LGMLJun 14, 2018

Finding GEMS: Multi-Scale Dictionaries for High-Dimensional Graph Signals

arXiv:1806.05356v118 citations
Originality Incremental advance
AI Analysis

This work addresses a computational bottleneck for researchers and practitioners in graph signal processing, enabling more efficient analysis of high-dimensional network data, though it is incremental as it builds on existing dictionary learning frameworks.

The paper tackled the computational limitations of existing dictionary learning methods for graph signals, which are restricted to small dimensions, by proposing a new algorithm that incorporates graph topology both implicitly and explicitly to handle high-dimensional data. Experimental results on synthetic and real datasets demonstrated the algorithm's effectiveness in processing high-dimensional graph signals.

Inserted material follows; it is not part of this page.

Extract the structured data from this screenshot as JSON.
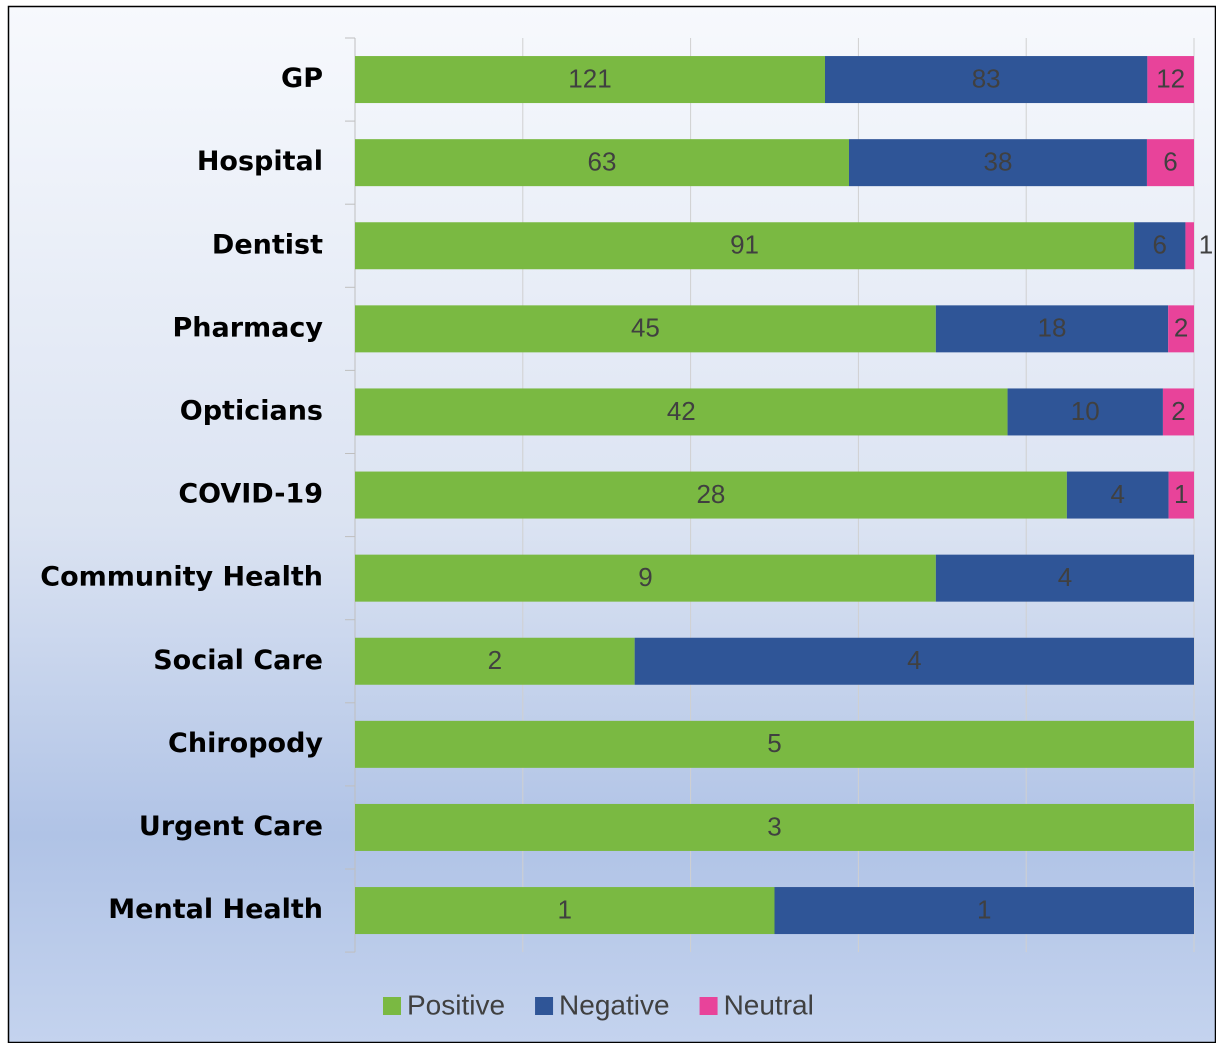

Modern data introduces new challenges to classic signal processing approaches, leading to a growing interest in the field of graph signal processing. A powerful and well established model for real world signals in various domains is sparse representation over a dictionary, combined with the ability to train the dictionary from signal examples. This model has been successfully applied to graph signals as well by integrating the underlying graph topology into the learned dictionary. Nonetheless, dictionary learning methods for graph signals are typically restricted to small dimensions due to the computational constraints that the dictionary learning problem entails, and due to the direct use of the graph Laplacian matrix. In this paper, we propose a dictionary learning algorithm that applies to a broader class of graph signals, and is capable of handling much higher dimensional data. We incorporate the underlying graph topology both implicitly, by forcing the learned dictionary atoms to be sparse combinations of graph-wavelet functions, and explicitly, by adding direct graph constraints to promote smoothness in both the feature and manifold domains. The resulting atoms are thus adapted to the data of interest while adhering to the underlying graph structure and possessing a desired multi-scale property. Experimental results on several datasets, representing both synthetic and real network data of different nature, demonstrate the effectiveness of the proposed algorithm for graph signal processing even in high dimensions.